Dollar Reversal; Ready

The downward thrusts in the dollar have run their course. 

The weekly chart of UUP, shows successive narrowing of distance traveled to the downside.

The bears may have reached exhaustion at the same time MACD shows a bullish divergence.

Couple that with extreme shorting from the speculators; the trap is set, ready to close.

From a technical perspective, note last week’s price action was inside and at the top of the price range from the week prior. 

Looking at the week before that, we see price action was inside but at the bottom of the range of the week prior.

These are subtle clues; there’s a change in character.

As mentioned in previous updates, it’s all happening during holiday weeks when everyone (almost everyone) is distracted.

No matter what happens on the political side, it’s likely to be chaos.  February, is setting up to be very different from now.

We’re using Livermore’s strategic approach to the markets.  That is, figure out what’s going to happen in a big way … then get in position.

Built into that approach is recognition there will be market outages, trading halts, communication interruptions and natural disasters.

The one thing that may separate this site from others, these (potential) events are taken into account.

Seismic activity is picking up in a big way right along with volcanic eruptions.  A major eruption that will block the sun and kill-off global harvests or planting, may be in the works

The “Christmas Bomb” cut communication lines … which by the way is the very first objective during any battle; cut the enemy’s communications.

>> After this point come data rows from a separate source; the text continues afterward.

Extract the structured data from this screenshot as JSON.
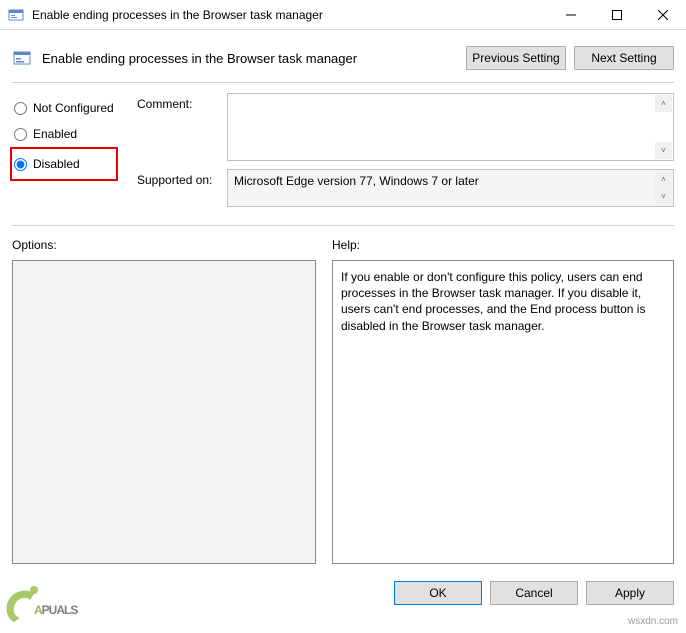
{
  "window": {
    "title": "Enable ending processes in the Browser task manager"
  },
  "header": {
    "policy_title": "Enable ending processes in the Browser task manager",
    "prev_btn": "Previous Setting",
    "next_btn": "Next Setting"
  },
  "state": {
    "not_configured": "Not Configured",
    "enabled": "Enabled",
    "disabled": "Disabled"
  },
  "fields": {
    "comment_label": "Comment:",
    "comment_value": "",
    "supported_label": "Supported on:",
    "supported_value": "Microsoft Edge version 77, Windows 7 or later"
  },
  "lower": {
    "options_label": "Options:",
    "help_label": "Help:",
    "help_text": "If you enable or don't configure this policy, users can end processes in the Browser task manager. If you disable it, users can't end processes, and the End process button is disabled in the Browser task manager."
  },
  "buttons": {
    "ok": "OK",
    "cancel": "Cancel",
    "apply": "Apply"
  },
  "watermark": "wsxdn.com",
  "brand": "PPUALS"
}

Matter of fact; that could be the ‘reason’. A test to see how badly communications were disrupted; how quickly they recovered.

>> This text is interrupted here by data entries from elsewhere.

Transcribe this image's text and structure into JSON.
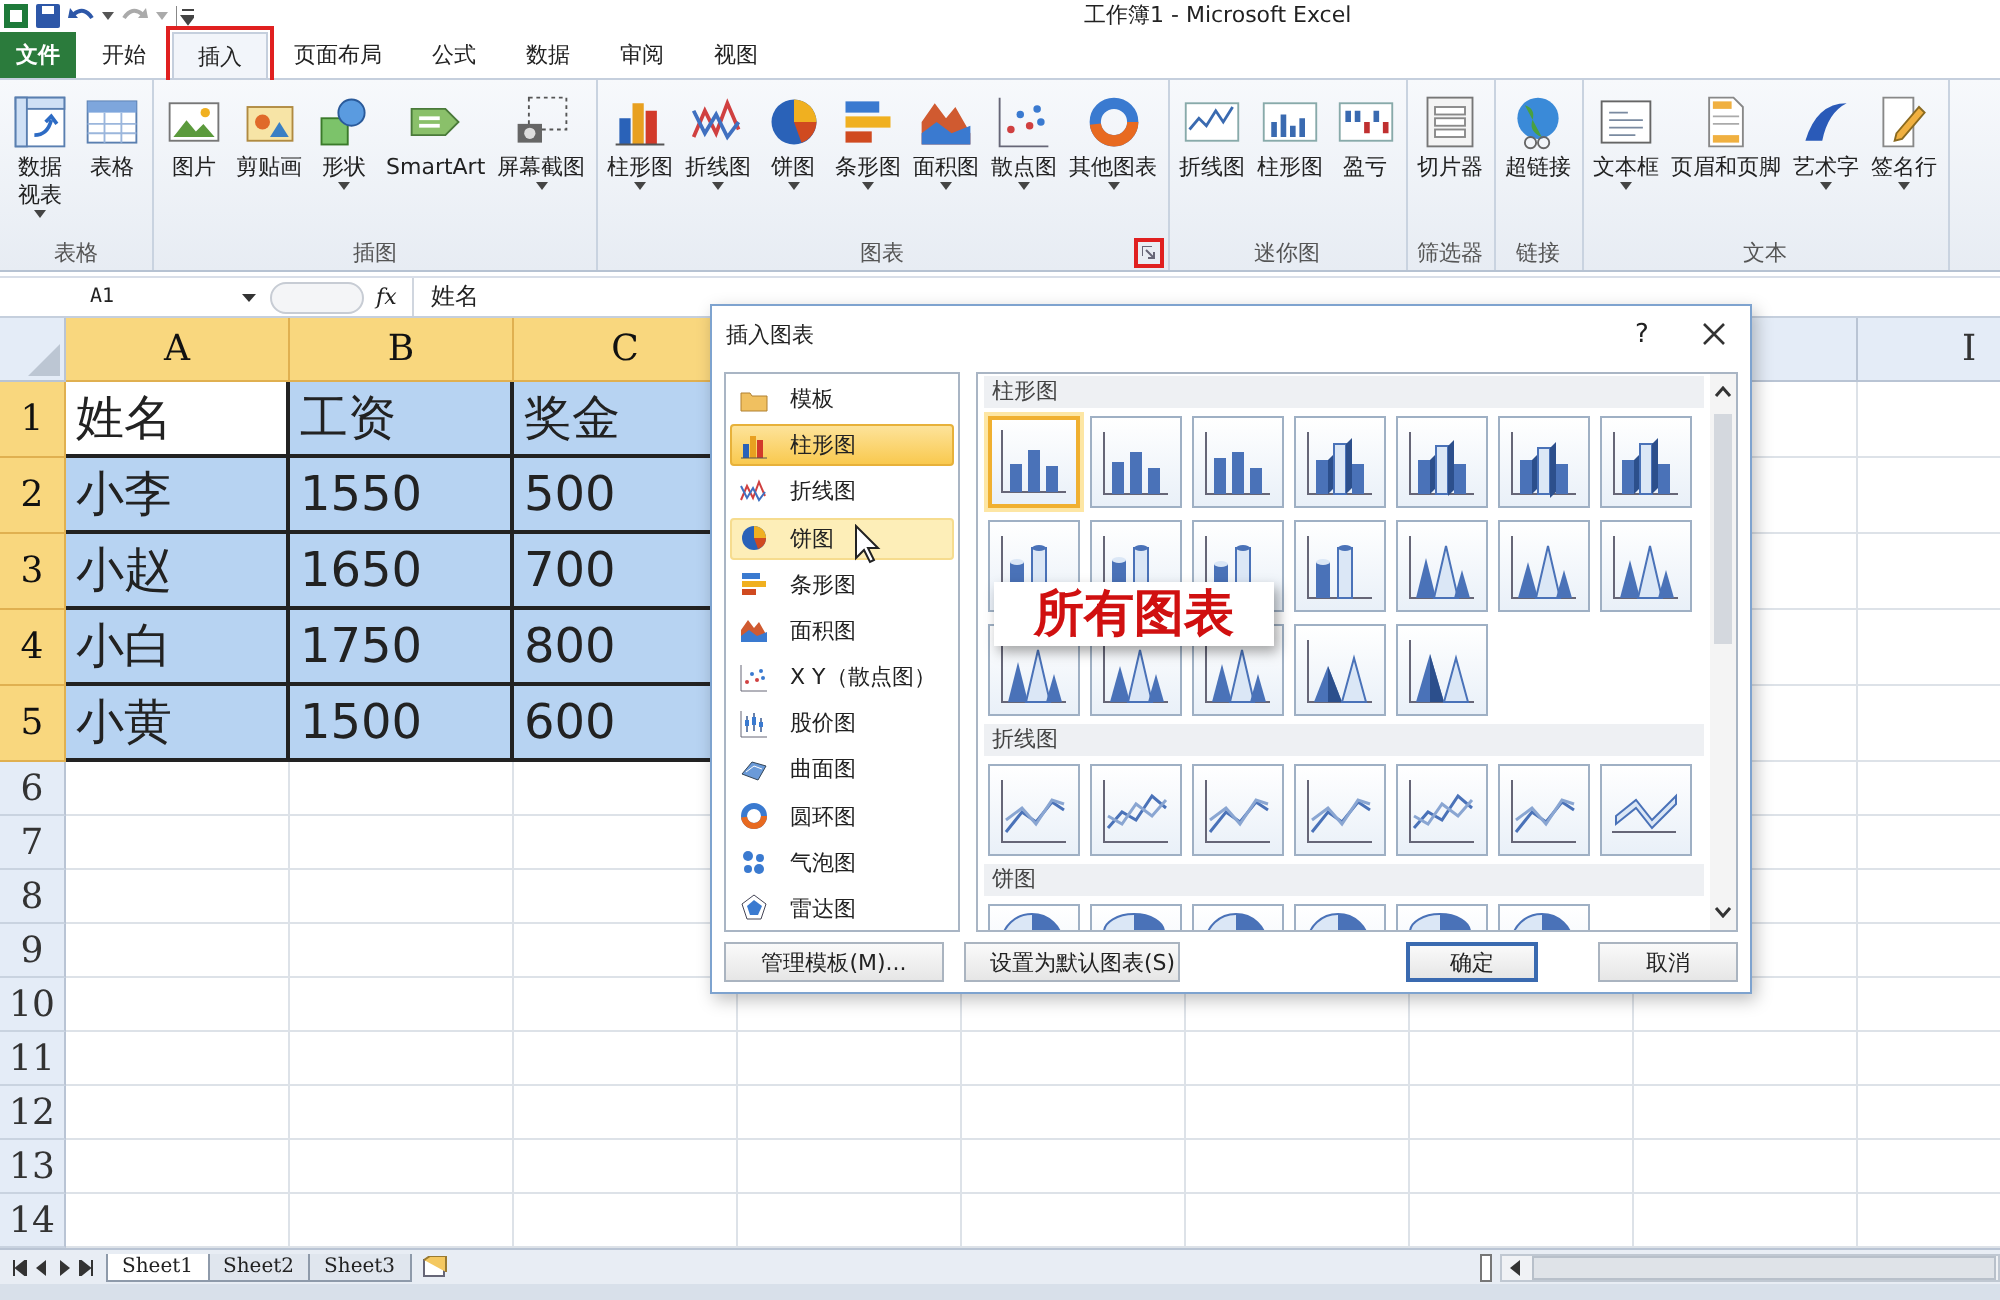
{
  "title_bar": {
    "title": "工作簿1  -  Microsoft Excel"
  },
  "ribbon_tabs": [
    {
      "label": "文件",
      "kind": "file",
      "selected": false,
      "annotated": false
    },
    {
      "label": "开始",
      "kind": "tab",
      "selected": false,
      "annotated": false
    },
    {
      "label": "插入",
      "kind": "tab",
      "selected": true,
      "annotated": true
    },
    {
      "label": "页面布局",
      "kind": "tab",
      "selected": false,
      "annotated": false
    },
    {
      "label": "公式",
      "kind": "tab",
      "selected": false,
      "annotated": false
    },
    {
      "label": "数据",
      "kind": "tab",
      "selected": false,
      "annotated": false
    },
    {
      "label": "审阅",
      "kind": "tab",
      "selected": false,
      "annotated": false
    },
    {
      "label": "视图",
      "kind": "tab",
      "selected": false,
      "annotated": false
    }
  ],
  "ribbon_groups": [
    {
      "label": "表格",
      "buttons": [
        {
          "lines": [
            "数据",
            "视表"
          ],
          "dropdown": true
        },
        {
          "lines": [
            "表格"
          ],
          "dropdown": false
        }
      ]
    },
    {
      "label": "插图",
      "buttons": [
        {
          "lines": [
            "图片"
          ],
          "dropdown": false
        },
        {
          "lines": [
            "剪贴画"
          ],
          "dropdown": false
        },
        {
          "lines": [
            "形状"
          ],
          "dropdown": true
        },
        {
          "lines": [
            "SmartArt"
          ],
          "dropdown": false
        },
        {
          "lines": [
            "屏幕截图"
          ],
          "dropdown": true
        }
      ]
    },
    {
      "label": "图表",
      "launcher": {
        "annotated": true
      },
      "buttons": [
        {
          "lines": [
            "柱形图"
          ],
          "dropdown": true
        },
        {
          "lines": [
            "折线图"
          ],
          "dropdown": true
        },
        {
          "lines": [
            "饼图"
          ],
          "dropdown": true
        },
        {
          "lines": [
            "条形图"
          ],
          "dropdown": true
        },
        {
          "lines": [
            "面积图"
          ],
          "dropdown": true
        },
        {
          "lines": [
            "散点图"
          ],
          "dropdown": true
        },
        {
          "lines": [
            "其他图表"
          ],
          "dropdown": true
        }
      ]
    },
    {
      "label": "迷你图",
      "buttons": [
        {
          "lines": [
            "折线图"
          ],
          "dropdown": false
        },
        {
          "lines": [
            "柱形图"
          ],
          "dropdown": false
        },
        {
          "lines": [
            "盈亏"
          ],
          "dropdown": false
        }
      ]
    },
    {
      "label": "筛选器",
      "buttons": [
        {
          "lines": [
            "切片器"
          ],
          "dropdown": false
        }
      ]
    },
    {
      "label": "链接",
      "buttons": [
        {
          "lines": [
            "超链接"
          ],
          "dropdown": false
        }
      ]
    },
    {
      "label": "文本",
      "buttons": [
        {
          "lines": [
            "文本框"
          ],
          "dropdown": true
        },
        {
          "lines": [
            "页眉和页脚"
          ],
          "dropdown": false
        },
        {
          "lines": [
            "艺术字"
          ],
          "dropdown": true
        },
        {
          "lines": [
            "签名行"
          ],
          "dropdown": true
        }
      ]
    }
  ],
  "formula_bar": {
    "name_box": "A1",
    "fx": "fx",
    "value": "姓名"
  },
  "sheet": {
    "columns": [
      {
        "letter": "A",
        "selected": true
      },
      {
        "letter": "B",
        "selected": true
      },
      {
        "letter": "C",
        "selected": true
      },
      {
        "letter": "I",
        "selected": false
      }
    ],
    "rows": [
      {
        "number": "1",
        "selected": true,
        "cells": [
          {
            "text": "姓名",
            "active": true
          },
          {
            "text": "工资",
            "active": false
          },
          {
            "text": "奖金",
            "active": false
          }
        ]
      },
      {
        "number": "2",
        "selected": true,
        "cells": [
          {
            "text": "小李",
            "active": false
          },
          {
            "text": "1550",
            "active": false
          },
          {
            "text": "500",
            "active": false
          }
        ]
      },
      {
        "number": "3",
        "selected": true,
        "cells": [
          {
            "text": "小赵",
            "active": false
          },
          {
            "text": "1650",
            "active": false
          },
          {
            "text": "700",
            "active": false
          }
        ]
      },
      {
        "number": "4",
        "selected": true,
        "cells": [
          {
            "text": "小白",
            "active": false
          },
          {
            "text": "1750",
            "active": false
          },
          {
            "text": "800",
            "active": false
          }
        ]
      },
      {
        "number": "5",
        "selected": true,
        "cells": [
          {
            "text": "小黄",
            "active": false
          },
          {
            "text": "1500",
            "active": false
          },
          {
            "text": "600",
            "active": false
          }
        ]
      },
      {
        "number": "6",
        "selected": false
      },
      {
        "number": "7",
        "selected": false
      },
      {
        "number": "8",
        "selected": false
      },
      {
        "number": "9",
        "selected": false
      },
      {
        "number": "10",
        "selected": false
      },
      {
        "number": "11",
        "selected": false
      },
      {
        "number": "12",
        "selected": false
      },
      {
        "number": "13",
        "selected": false
      },
      {
        "number": "14",
        "selected": false
      }
    ]
  },
  "sheet_tabs": [
    {
      "label": "Sheet1",
      "selected": true
    },
    {
      "label": "Sheet2",
      "selected": false
    },
    {
      "label": "Sheet3",
      "selected": false
    }
  ],
  "dialog": {
    "title": "插入图表",
    "help": "?",
    "categories": [
      {
        "label": "模板",
        "selected": false,
        "hovered": false
      },
      {
        "label": "柱形图",
        "selected": true,
        "hovered": false
      },
      {
        "label": "折线图",
        "selected": false,
        "hovered": false
      },
      {
        "label": "饼图",
        "selected": false,
        "hovered": true
      },
      {
        "label": "条形图",
        "selected": false,
        "hovered": false
      },
      {
        "label": "面积图",
        "selected": false,
        "hovered": false
      },
      {
        "label": "X Y（散点图）",
        "selected": false,
        "hovered": false
      },
      {
        "label": "股价图",
        "selected": false,
        "hovered": false
      },
      {
        "label": "曲面图",
        "selected": false,
        "hovered": false
      },
      {
        "label": "圆环图",
        "selected": false,
        "hovered": false
      },
      {
        "label": "气泡图",
        "selected": false,
        "hovered": false
      },
      {
        "label": "雷达图",
        "selected": false,
        "hovered": false
      }
    ],
    "sections": [
      {
        "heading": "柱形图",
        "thumbnails": [
          {
            "kind": "column",
            "selected": true
          },
          {
            "kind": "column",
            "selected": false
          },
          {
            "kind": "column",
            "selected": false
          },
          {
            "kind": "column3d",
            "selected": false
          },
          {
            "kind": "column3d",
            "selected": false
          },
          {
            "kind": "column3d",
            "selected": false
          },
          {
            "kind": "column3d",
            "selected": false
          },
          {
            "kind": "cylinder",
            "selected": false
          },
          {
            "kind": "cylinder",
            "selected": false
          },
          {
            "kind": "cylinder",
            "selected": false
          },
          {
            "kind": "cylinder",
            "selected": false
          },
          {
            "kind": "cone",
            "selected": false
          },
          {
            "kind": "cone",
            "selected": false
          },
          {
            "kind": "cone",
            "selected": false
          },
          {
            "kind": "cone",
            "selected": false
          },
          {
            "kind": "cone",
            "selected": false
          },
          {
            "kind": "cone",
            "selected": false
          },
          {
            "kind": "pyramid",
            "selected": false
          },
          {
            "kind": "pyramid",
            "selected": false
          }
        ]
      },
      {
        "heading": "折线图",
        "thumbnails": [
          {
            "kind": "line",
            "selected": false
          },
          {
            "kind": "line",
            "selected": false
          },
          {
            "kind": "line",
            "selected": false
          },
          {
            "kind": "line",
            "selected": false
          },
          {
            "kind": "line",
            "selected": false
          },
          {
            "kind": "line",
            "selected": false
          },
          {
            "kind": "line3d",
            "selected": false
          }
        ]
      },
      {
        "heading": "饼图",
        "thumbnails": [
          {
            "kind": "pie",
            "selected": false
          },
          {
            "kind": "pie",
            "selected": false
          },
          {
            "kind": "pie",
            "selected": false
          },
          {
            "kind": "pie",
            "selected": false
          },
          {
            "kind": "pie",
            "selected": false
          },
          {
            "kind": "pie",
            "selected": false
          }
        ]
      }
    ],
    "footer_buttons": [
      {
        "label": "管理模板(M)...",
        "kind": "left"
      },
      {
        "label": "设置为默认图表(S)",
        "kind": "left"
      },
      {
        "label": "确定",
        "kind": "default"
      },
      {
        "label": "取消",
        "kind": "normal"
      }
    ]
  },
  "callout": {
    "text": "所有图表"
  }
}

Continuing on with potential disruptive events; There were broker outages on November 9th, when the market opened sharply higher. 

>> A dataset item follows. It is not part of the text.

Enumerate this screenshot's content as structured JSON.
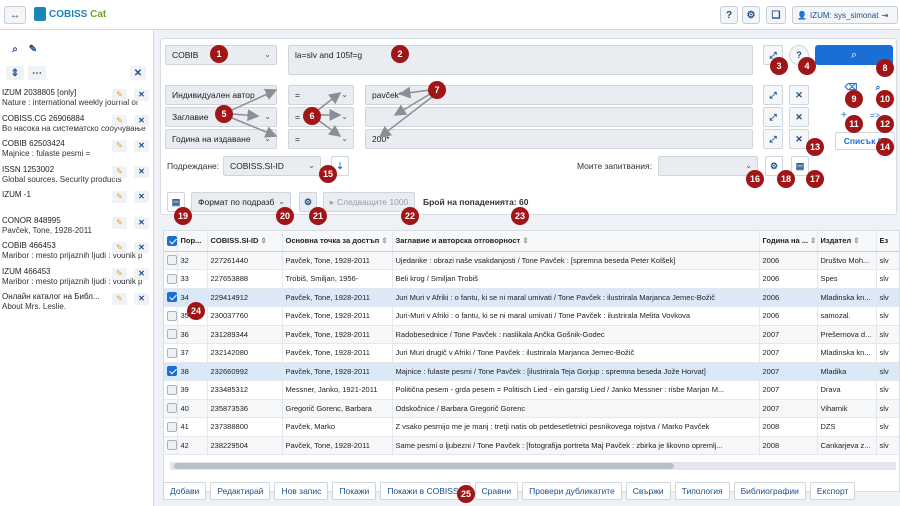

If it happens on the way up, it will happen on the way down.

Cyber attack has already been stated as the next gala event the elite have planned. 

There’s not one market analysis site known to this firm addressing those potentials or any others. 

In that sense, The Danger Point, is unique.

Obviously, there are no guarantees.  Anything can happen.  If one wants to day-trade, go ahead but we’re not interested.

When or if all this (or a variant of it) happens simultaneously, the general pubic is going to be stunned.

It’s possible they will see their investment accounts wiped out in a matter of weeks.

The positions remain unchanged and listed below.  The look is different as it’s taken from the firm’s own trade spreadsheet. Absolutely not advice and not a recommendation.

Note the initial stop followed by the current stop.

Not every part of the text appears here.